Su vida es el registro de una lucha contra el silencio blanco de Groenlandia, donde el aislamiento absoluto puso a prueba los límites de la psique y la fisiología
Una cabaña improvisada, una convicción que mantiene un final impredecible a raya y un mapa que podría cambiar el destino político de Groenlandia: así comienza la travesía de Ejnar Mikkelsen un danés de principios del siglo XX que se negó a aceptar lo “probable” como verdad.
Ejnar Mikkelsen
Ejnar Mikkelsen (Dinamarca, 1880-1971) no fue simplemente un explorador; fue un monumento a la terquedad humana frente a la alienación del hielo.
La Expedición del Alabama (1909-1912)
El nombre de Mikkelsen quedó grabado en la historia por su misión de rescate en la costa este de Groenlandia. Así, el objetivo era recuperar los diarios y registros de la malograda expedición de Mylius-Erichsen, quienes habían muerto intentando cartografiar la zona.
- El Objetivo Geográfico: Probar que el «Canal de Peary» no existía. Si ese canal fuera real, Groenlandia estaría dividida en dos, lo que daría derechos territoriales a Estados Unidos. Mikkelsen debía probar que Groenlandia era una sola isla.

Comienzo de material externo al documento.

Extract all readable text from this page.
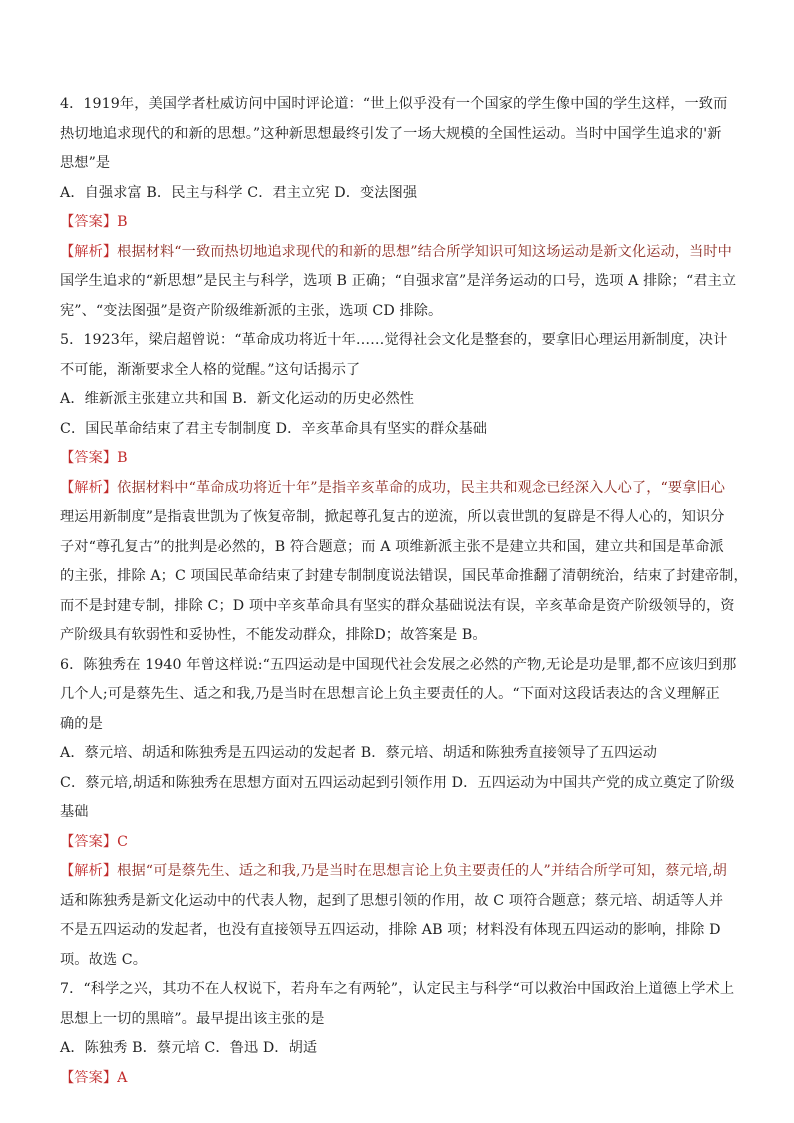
4．1919年，美国学者杜威访问中国时评论道：“世上似乎没有一个国家的学生像中国的学生这样，一致而
热切地追求现代的和新的思想。”这种新思想最终引发了一场大规模的全国性运动。当时中国学生追求的'新
思想”是
A．自强求富 B．民主与科学 C．君主立宪 D．变法图强
【答案】B
【解析】根据材料“一致而热切地追求现代的和新的思想”结合所学知识可知这场运动是新文化运动，当时中
国学生追求的“新思想”是民主与科学，选项 B 正确；“自强求富”是洋务运动的口号，选项 A 排除；“君主立
宪”、“变法图强”是资产阶级维新派的主张，选项 CD 排除。
5．1923年，梁启超曾说：“革命成功将近十年……觉得社会文化是整套的，要拿旧心理运用新制度，决计
不可能，渐渐要求全人格的觉醒。”这句话揭示了
A．维新派主张建立共和国 B．新文化运动的历史必然性
C．国民革命结束了君主专制制度 D．辛亥革命具有坚实的群众基础
【答案】B
【解析】依据材料中“革命成功将近十年”是指辛亥革命的成功，民主共和观念已经深入人心了，“要拿旧心
理运用新制度”是指袁世凯为了恢复帝制，掀起尊孔复古的逆流，所以袁世凯的复辟是不得人心的，知识分
子对“尊孔复古”的批判是必然的，B 符合题意；而 A 项维新派主张不是建立共和国，建立共和国是革命派
的主张，排除 A；C 项国民革命结束了封建专制制度说法错误，国民革命推翻了清朝统治，结束了封建帝制，
而不是封建专制，排除 C；D 项中辛亥革命具有坚实的群众基础说法有误，辛亥革命是资产阶级领导的，资
产阶级具有软弱性和妥协性，不能发动群众，排除D；故答案是 B。
6．陈独秀在 1940 年曾这样说:“五四运动是中国现代社会发展之必然的产物,无论是功是罪,都不应该归到那
几个人;可是蔡先生、适之和我,乃是当时在思想言论上负主要责任的人。“下面对这段话表达的含义理解正
确的是
A．蔡元培、胡适和陈独秀是五四运动的发起者 B．蔡元培、胡适和陈独秀直接领导了五四运动
C．蔡元培,胡适和陈独秀在思想方面对五四运动起到引领作用 D．五四运动为中国共产党的成立奠定了阶级
基础
【答案】C
【解析】根据“可是蔡先生、适之和我,乃是当时在思想言论上负主要责任的人”并结合所学可知，蔡元培,胡
适和陈独秀是新文化运动中的代表人物，起到了思想引领的作用，故 C 项符合题意；蔡元培、胡适等人并
不是五四运动的发起者，也没有直接领导五四运动，排除 AB 项；材料没有体现五四运动的影响，排除 D
项。故选 C。
7．“科学之兴，其功不在人权说下，若舟车之有两轮”，认定民主与科学“可以救治中国政治上道德上学术上
思想上一切的黑暗”。最早提出该主张的是
A．陈独秀 B．蔡元培 C．鲁迅 D．胡适
【答案】A
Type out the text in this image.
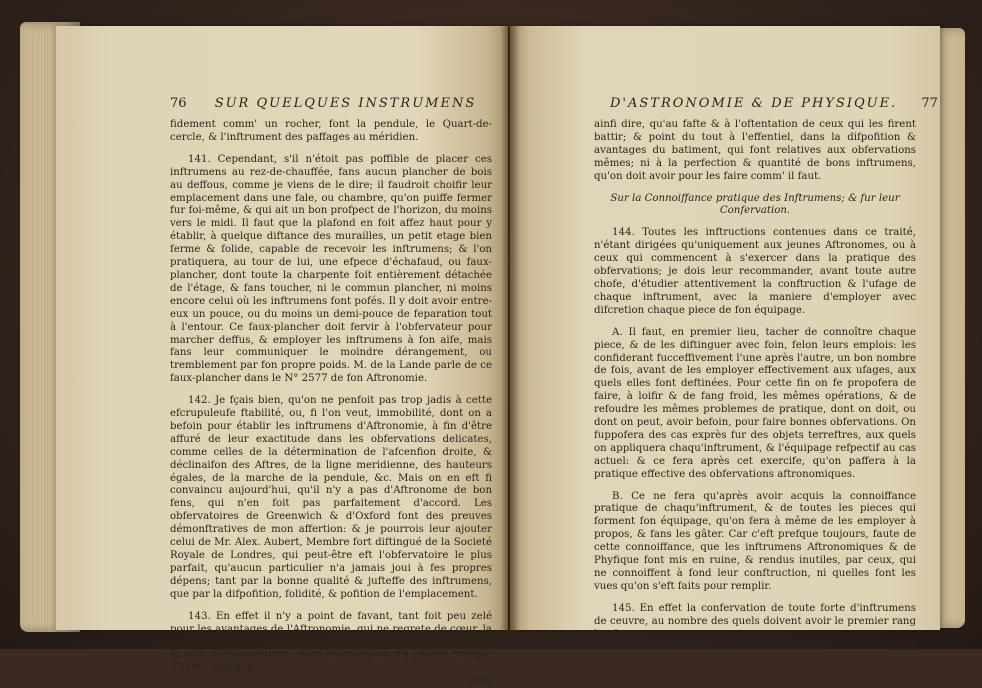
76 SUR QUELQUES INSTRUMENS

fidement comm' un rocher, font la pendule, le Quart-de-cercle, & l'inftrument des paffages au méridien.

141. Cependant, s'il n'étoit pas poffible de placer ces inftrumens au rez-de-chauffée, fans aucun plancher de bois au deffous, comme je viens de le dire; il faudroit choifir leur emplacement dans une fale, ou chambre, qu'on puiffe fermer fur foi-même, & qui ait un bon profpect de l'horizon, du moins vers le midi. Il faut que la plafond en foit affez haut pour y établir, à quelque diftance des murailles, un petit etage bien ferme & folide, capable de recevoir les inftrumens; & l'on pratiquera, au tour de lui, une efpece d'échafaud, ou faux-plancher, dont toute la charpente foit entièrement détachée de l'étage, & fans toucher, ni le commun plancher, ni moins encore celui où les inftrumens font pofés. Il y doit avoir entre-eux un pouce, ou du moins un demi-pouce de feparation tout à l'entour. Ce faux-plancher doit fervir à l'obfervateur pour marcher deffus, & employer les inftrumens à fon aife, mais fans leur communiquer le moindre dérangement, ou tremblement par fon propre poids. M. de la Lande parle de ce faux-plancher dans le N° 2577 de fon Aftronomie.

142. Je fçais bien, qu'on ne penfoit pas trop jadis à cette efcrupuleufe ftabilité, ou, fi l'on veut, immobilité, dont on a befoin pour établir les inftrumens d'Aftronomie, à fin d'être affuré de leur exactitude dans les obfervations delicates, comme celles de la détermination de l'afcenfion droite, & déclinaifon des Aftres, de la ligne meridienne, des hauteurs égales, de la marche de la pendule, &c. Mais on en eft fi convaincu aujourd'hui, qu'il n'y a pas d'Aftronome de bon fens, qui n'en foit pas parfaitement d'accord. Les obfervatoires de Greenwich & d'Oxford font des preuves démonftratives de mon affertion: & je pourrois leur ajouter celui de Mr. Alex. Aubert, Membre fort diftingué de la Societé Royale de Londres, qui peut-être eft l'obfervatoire le plus parfait, qu'aucun particulier n'a jamais joui à fes propres dépens; tant par la bonne qualité & jufteffe des inftrumens, que par la difpofition, folidité, & pofition de l'emplacement.

143. En effet il n'y a point de favant, tant foit peu zelé pour les avantages de l'Aftronomie, qui ne regrete de cœur, la grande dépenfe qu'on a fait avec des batimens fuperbes, fous le nom d'Obfervatoires, dans les quels on n'a pas en prefque d'autre égard, pour

ainfi

D'ASTRONOMIE & DE PHYSIQUE. 77

ainfi dire, qu'au fafte & à l'oftentation de ceux qui les firent battir; & point du tout à l'effentiel, dans la difpofition & avantages du batiment, qui font relatives aux obfervations mêmes; ni à la perfection & quantité de bons inftrumens, qu'on doit avoir pour les faire comm' il faut.

Sur la Connoiffance pratique des Inftrumens; & fur leur Confervation.

144. Toutes les inftructions contenues dans ce traité, n'étant dirigées qu'uniquement aux jeunes Aftronomes, ou à ceux qui commencent à s'exercer dans la pratique des obfervations; je dois leur recommander, avant toute autre chofe, d'étudier attentivement la conftruction & l'ufage de chaque inftrument, avec la maniere d'employer avec difcretion chaque piece de fon équipage.

A. Il faut, en premier lieu, tacher de connoître chaque piece, & de les diftinguer avec foin, felon leurs emplois: les confiderant fucceffivement l'une après l'autre, un bon nombre de fois, avant de les employer effectivement aux ufages, aux quels elles font deftinées. Pour cette fin on fe propofera de faire, à loifir & de fang froid, les mêmes opérations, & de refoudre les mêmes problemes de pratique, dont on doit, ou dont on peut, avoir befoin, pour faire bonnes obfervations. On fuppofera des cas exprès fur des objets terreftres, aux quels on appliquera chaqu'inftrument, & l'équipage refpectif au cas actuel: & ce fera après cet exercife, qu'on paffera à la pratique effective des obfervations aftronomiques.

B. Ce ne fera qu'après avoir acquis la connoiffance pratique de chaqu'inftrument, & de toutes les pieces qui forment fon équipage, qu'on fera à même de les employer à propos, & fans les gâter. Car c'eft prefque toujours, faute de cette connoiffance, que les inftrumens Aftronomiques & de Phyfique font mis en ruine, & rendus inutiles, par ceux, qui ne connoiffent à fond leur conftruction, ni quelles font les vues qu'on s'eft faits pour remplir.

145. En effet la confervation de toute forte d'inftrumens de ceuvre, au nombre des quels doivent avoir le premier rang les Qua-

drans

- El Giro del Destino: Tras encontrar los registros que probaban la unidad de la isla, Mikkelsen regresó al lugar donde había dejado su barco, el Alabama, solo para encontrarlo triturado por el hielo.

Anatomía de la Supervivencia: 865 días de aislamiento
Mikkelsen y su único compañero, el mecánico Iver Iversen, quedaron varados durante tres inviernos polares. Su supervivencia es un estudio clínico sobre el desequilibrio extremo:
- La Dieta de la Desesperación: Sobrevivieron comiendo carne de perro, focas y suministros de depósitos antiguos. Así, esto los llevó a estados de desnutrición severa y escorbuto (falta de vitamina C o C6H8O6).
- El Tinnitus del Silencio: En sus diarios, Mikkelsen describe alucinaciones y una degradación mental producto del aislamiento sensorial. Pasaron meses en una cabaña construida con los restos del barco, sin ver a otro ser humano.
- El Hallazgo: A pesar de estar al borde del infarto biológico, Mikkelsen nunca soltó los diarios de la expedición anterior. Sabía que sin esos papeles, su sufrimiento no tendría validez legal ni científica.